Data Lake Analytics (DLA) uses Java Database Connectivity (JDBC) to connect to a user-created Druid database that is hosted on Elastic Compute Service (ECS) and queries data in the Druid database.

This topic describes how to use DLA to connect to a user-created Druid database and query its data.

Prerequisites

DLA is connected to a user-created Druid database that is hosted on an ECS instance over a virtual private cloud (VPC). In this situation, you must make sure that DLA is in the same region as the ECS instance.

druid.sql.enable and druid.sql.avatica.enable are set to true. For more information about other SQL parameters, see Druid documentation.

Wikipedia Edits is selected as the example dataset and the data can be loaded to the Druid database by using the wizard.

You have added an ECS security group rule to allow access from the CIDR block 100.104.0.0/16.
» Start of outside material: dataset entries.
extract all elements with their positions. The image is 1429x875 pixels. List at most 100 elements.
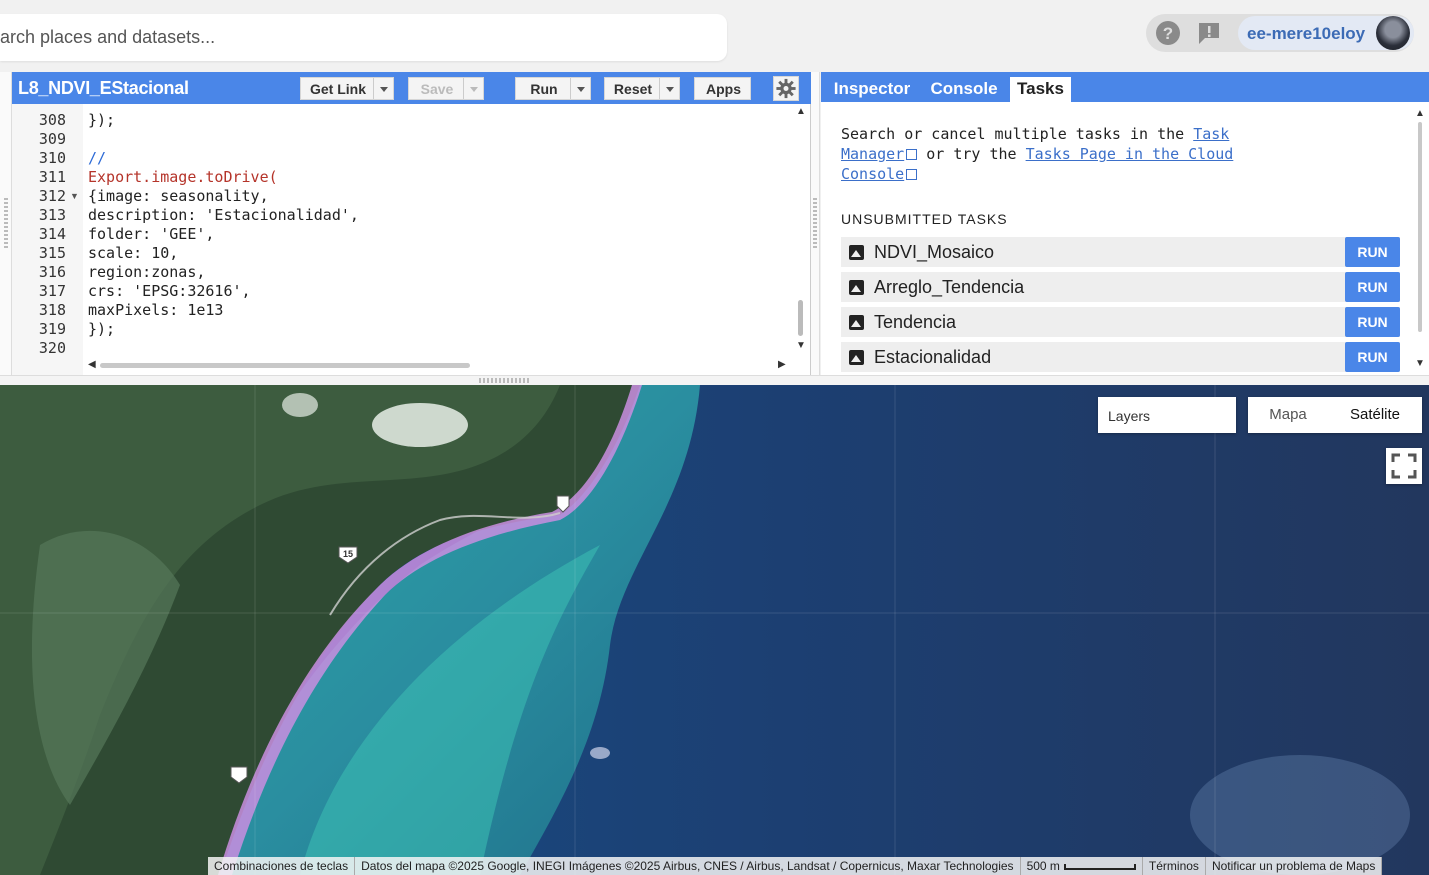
tasks-message: Search or cancel multiple tasks in the T… (841, 124, 1261, 184)
keyboard-shortcuts-link[interactable]: Combinaciones de teclas (208, 857, 356, 875)
get-link-dropdown-icon[interactable] (373, 78, 393, 99)
road-shield-icon (230, 766, 248, 784)
get-link-label: Get Link (309, 81, 366, 97)
code-line[interactable]: maxPixels: 1e13 (88, 301, 223, 319)
editor-horizontal-scrollbar[interactable]: ◀ ▶ (88, 359, 793, 372)
user-account-button[interactable]: ee-mere10eloy (1238, 16, 1414, 50)
avatar[interactable] (1376, 16, 1410, 50)
scale-indicator[interactable]: 500 m (1020, 857, 1143, 875)
satellite-imagery (0, 385, 1429, 875)
run-button[interactable]: Run (515, 77, 591, 100)
code-line[interactable]: region:zonas, (88, 263, 205, 281)
map-view[interactable]: 15 Layers Mapa Satélite Combinaciones de… (0, 385, 1429, 875)
terms-link[interactable]: Términos (1142, 857, 1206, 875)
task-row: Arreglo_Tendencia RUN (841, 272, 1400, 302)
task-name: Tendencia (874, 312, 957, 332)
apps-label: Apps (706, 81, 741, 97)
scroll-right-icon[interactable]: ▶ (778, 359, 786, 370)
run-task-button[interactable]: RUN (1345, 342, 1400, 372)
task-name: NDVI_Mosaico (874, 242, 995, 262)
line-number: 309 (38, 130, 66, 148)
code-area[interactable]: }); // Export.image.toDrive( {image: sea… (88, 104, 793, 364)
scale-label: 500 m (1026, 859, 1060, 873)
line-number: 311 (38, 168, 66, 186)
code-line[interactable]: Export.image.toDrive( (88, 168, 278, 186)
save-label: Save (420, 81, 454, 97)
tasks-scrollbar[interactable]: ▲ ▼ (1414, 108, 1426, 374)
left-resize-handle[interactable] (0, 72, 12, 375)
code-editor-panel: L8_NDVI_EStacional Get Link Save Run Res… (0, 72, 811, 375)
road-shield-label: 15 (343, 549, 353, 559)
svg-text:?: ? (1163, 24, 1173, 43)
tab-inspector[interactable]: Inspector (827, 77, 917, 102)
unsubmitted-tasks-title: UNSUBMITTED TASKS (841, 211, 1008, 227)
task-row: Estacionalidad RUN (841, 342, 1400, 372)
scroll-up-icon[interactable]: ▲ (1415, 108, 1425, 119)
scroll-thumb[interactable] (1418, 122, 1422, 332)
run-task-button[interactable]: RUN (1345, 237, 1400, 267)
code-line[interactable]: scale: 10, (88, 244, 178, 262)
task-row: NDVI_Mosaico RUN (841, 237, 1400, 267)
save-dropdown-icon[interactable] (463, 78, 483, 99)
map-type-control: Mapa Satélite (1248, 397, 1422, 433)
feedback-icon[interactable] (1195, 19, 1223, 47)
vertical-resize-handle[interactable] (811, 72, 820, 375)
line-number: 317 (38, 282, 66, 300)
scroll-down-icon[interactable]: ▼ (1415, 358, 1425, 369)
image-icon (849, 315, 864, 330)
run-task-button[interactable]: RUN (1345, 307, 1400, 337)
report-problem-link[interactable]: Notificar un problema de Maps (1205, 857, 1383, 875)
fullscreen-button[interactable] (1386, 448, 1422, 484)
editor-vertical-scrollbar[interactable]: ▲ ▼ (793, 104, 809, 362)
search-input[interactable] (0, 14, 727, 61)
scroll-thumb[interactable] (798, 300, 803, 336)
map-attribution: Combinaciones de teclas Datos del mapa ©… (208, 857, 1383, 875)
scroll-up-icon[interactable]: ▲ (796, 106, 806, 117)
code-line[interactable]: // (88, 149, 106, 167)
tab-tasks[interactable]: Tasks (1010, 77, 1071, 102)
line-number: 313 (38, 206, 66, 224)
image-icon (849, 280, 864, 295)
code-line[interactable]: {image: seasonality, (88, 187, 269, 205)
image-icon (849, 350, 864, 365)
help-icon[interactable]: ? (1154, 19, 1182, 47)
reset-button[interactable]: Reset (604, 77, 680, 100)
road-shield-icon: 15 (338, 546, 358, 564)
reset-label: Reset (613, 81, 653, 97)
right-panel: Inspector Console Tasks Search or cancel… (821, 72, 1429, 375)
run-label: Run (530, 81, 558, 97)
code-line[interactable]: description: 'Estacionalidad', (88, 206, 359, 224)
user-name: ee-mere10eloy (1247, 24, 1366, 43)
search-box[interactable] (0, 14, 727, 61)
settings-button[interactable] (773, 76, 799, 101)
layers-label: Layers (1108, 408, 1151, 424)
account-area: ? ee-mere10eloy (1146, 14, 1414, 52)
line-number: 315 (38, 244, 66, 262)
external-link-icon (906, 169, 918, 180)
layers-control[interactable]: Layers (1098, 397, 1236, 433)
scroll-left-icon[interactable]: ◀ (88, 359, 96, 370)
line-number: 319 (38, 320, 66, 338)
code-line[interactable]: folder: 'GEE', (88, 225, 214, 243)
scroll-down-icon[interactable]: ▼ (796, 340, 806, 351)
code-line[interactable]: }); (88, 320, 115, 338)
task-name: Estacionalidad (874, 347, 992, 367)
script-name: L8_NDVI_EStacional (18, 78, 189, 98)
map-type-satellite-button[interactable]: Satélite (1328, 397, 1422, 433)
save-button[interactable]: Save (408, 77, 484, 100)
reset-dropdown-icon[interactable] (659, 78, 679, 99)
get-link-button[interactable]: Get Link (300, 77, 394, 100)
horizontal-resize-handle[interactable] (0, 375, 1429, 385)
line-number: 310 (38, 149, 66, 167)
run-task-button[interactable]: RUN (1345, 272, 1400, 302)
scroll-thumb[interactable] (100, 363, 470, 368)
code-line[interactable]: }); (88, 111, 115, 129)
fold-toggle-icon[interactable]: ▼ (70, 191, 79, 201)
tab-console[interactable]: Console (923, 77, 1005, 102)
run-dropdown-icon[interactable] (570, 78, 590, 99)
map-type-roadmap-button[interactable]: Mapa (1248, 397, 1328, 433)
code-line[interactable]: crs: 'EPSG:32616', (88, 282, 251, 300)
task-name: Arreglo_Tendencia (874, 277, 1025, 297)
apps-button[interactable]: Apps (694, 77, 751, 100)
tasks-message-text: Search or cancel multiple tasks in the (841, 125, 1194, 143)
When you add an ECS security group rule, select the broker port and set the authorization object to 100.104.0.0/16. By default, broker port 8082 is used.

Procedure

  1. Connect to DLA.
  2. Execute the following SQL statement to create a Druid schema in DLA:
      CREATE DATABASE `my_druid_db`
    WITH DBPROPERTIES (
     catalog = 'druid',
     location = 'jdbc:avatica:remote:url=http://BROKER:8082/druid/v2/sql/avatica/',
     user = '******',
     password = '******',
     VPC_ID = 'vpc-*****',
     INSTANCE_ID = '********'
    )

    Parameters:

    • catalog: the schema you want to create. The value druid indicates that a Druid schema is created.
    • location: the JDBC address of the Druid database. For more information, see Druid documentation.
    • user: the username used to access the Druid database.
    • password: the password used to access the Druid database.
    • VPC_ID: the ID of the VPC where the broker resides.
    • INSTANCE_ID: the ID of the ECS instance where the broker resides.
  3. Execute the following SQL statement to create a wikipedia table in the my_druid_db schema:

     CREATE EXTERNAL TABLE `wikipedia` ( 
    `__time` TIMESTAMP NULL COMMENT '', 
    `added` BIGINT NULL COMMENT '',
     `channel` string NULL COMMENT '', 
    `cityname` string NULL COMMENT '', 
    `comment` string NULL COMMENT '',
     `countryisocode` string NULL COMMENT '',
    `countryname` string NULL COMMENT '', 
    `deleted` BIGINT NULL COMMENT '', 
    `delta` BIGINT NULL COMMENT '',
     `isanonymous` string NULL COMMENT '', 
    `isminor` string NULL COMMENT '',
     `isnew` string NULL COMMENT '', 
    `isrobot` string NULL COMMENT '',
     `isunpatrolled` string NULL COMMENT '', 
    `namespace` string NULL COMMENT '',
     `page` string NULL COMMENT '', 
    `regionisocode` string NULL COMMENT '',
     `regionname` string NULL COMMENT '', 
    `user` string NULL COMMENT ''
    )
    TBLPROPERTIES (
     TABLE_MAPPING = 'druid.wikipedia',
     COLUMN_MAPPING = 'cityname,cityName; countryisocode,countryIsoCode; countryname,countryName; isanonymous,isAnonymous; isminor,isMinor; isnew,isNew; isrobot,isRobot; isunpatrolled,isUnpatrolled; regionisocode,regionIsoCode; regionname,regionName; '
    );

    You can also run the msck command to update the table schema in the Druid database:

     msck repair database my_druid_db;

    After the table is created, you can execute the SELECT statement to read data from the Druid database.

     select * from wikipedia;